Slowly he wheeled the tall garbage bin down the long drive and positioned it, handles back. He scanned up and down the muzzy white ribbon of road. The ridge of snow the plow had thrown up was undisturbed, no sign of a vehicle having stopped on the shoulder near his house.
Okay. Broker fingered the tinfoil pouch of rough-wrapped cigars from his pocket, removed one of the stogies, took out his lighter, and lit up. Slow walk back up the drive.
The usual cautions. Don’t assume. Probably nothing. Still…Klumpe came across as a rube who might strike out. Nutty wife egging him on.
So take a look around, walk the perimeter. Broker retrieved the flashlight and walked a circuit of the house, keeping an eye out for the cat. A few minutes later the flashlight beam picked up a wet yellow-green glare, out of place against the snow. Next to the unused doghouse behind the garage.
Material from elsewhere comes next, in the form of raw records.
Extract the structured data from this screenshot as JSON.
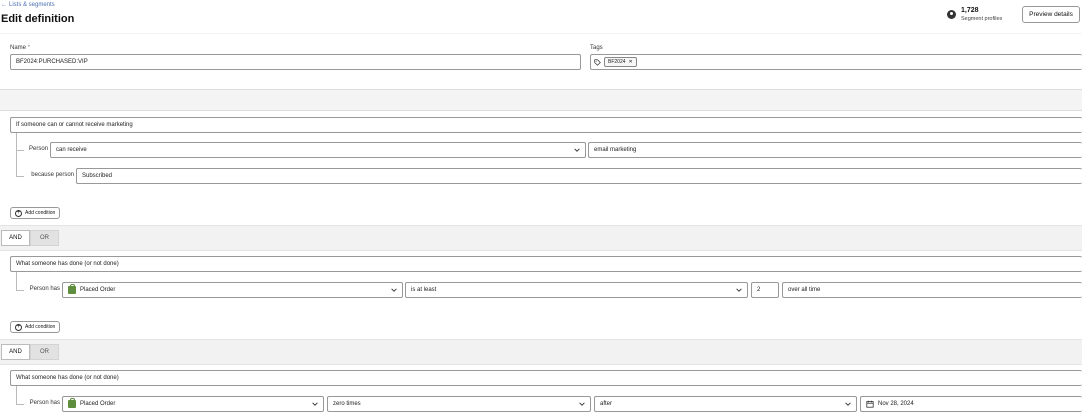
{
  "header": {
    "back_label": "Lists & segments",
    "title": "Edit definition",
    "profiles_count": "1,728",
    "profiles_label": "Segment profiles",
    "preview_label": "Preview details"
  },
  "form": {
    "name_label": "Name",
    "name_required_mark": "*",
    "name_value": "BF2024:PURCHASED:VIP",
    "tags_label": "Tags",
    "tags": [
      "BF2024"
    ]
  },
  "groups": [
    {
      "header": "If someone can or cannot receive marketing",
      "rows": [
        {
          "label": "Person",
          "select1": "can receive",
          "select2": "email marketing"
        },
        {
          "label": "because person",
          "value": "Subscribed"
        }
      ],
      "add_label": "Add condition"
    },
    {
      "header": "What someone has done (or not done)",
      "rows": [
        {
          "label": "Person has",
          "metric": "Placed Order",
          "operator": "is at least",
          "count": "2",
          "timeframe": "over all time"
        }
      ],
      "add_label": "Add condition"
    },
    {
      "header": "What someone has done (or not done)",
      "rows": [
        {
          "label": "Person has",
          "metric": "Placed Order",
          "operator": "zero times",
          "time_operator": "after",
          "date": "Nov 28, 2024"
        }
      ]
    }
  ],
  "logic": [
    {
      "and_label": "AND",
      "or_label": "OR"
    },
    {
      "and_label": "AND",
      "or_label": "OR"
    }
  ],
  "colors": {
    "link": "#4a6fb5",
    "shopify_green": "#5e8e3e"
  }
}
Broker stooped and inspected the frozen gob of meat resting in a pool of unfrozen liquid in a brown bowl. He could see the red residue of tomato soup still clinging to the bowl’s rim.
Same bowl he’d served Kit lunch in today. Before they went out skiing…when Nina was sleeping upstairs…
Broker immediately switched off the flashlight, a deeper reserve of energy kicking in. He strained his eyes, tracking the tree line, adjusting to the dark.
Had someone been in the house?
Chapter Eleven
When he arrived back at his truck, Gator stowed his skis in the back, got in, started it up, and cranked the heater all the way over. He blew on his chilled fingers, stroked the warmth on his right side, where the kitty nestled in his pocket. Lit a Camel.
While he waited for the heater to kick in, curious, he removed the folder from under his jacket. Flipped it open.
Hmmm…
Suddenly he didn’t need the heater to warm up.
Gator, who considered himself as an entrepreneur, had done time for transporting cocaine, which he saw as a purely economic gamble. A way to make a lot of money fast to finance his own shop. He’d accepted prison as a penalty for flawed planning. He’d never used coke or anything stronger than the occasional social beer. He believed that stuff about genetic predispositions; given his old man, he eventually gave up even the beer and drew the line at caffeine and nicotine. So he’d never really felt a drug rush.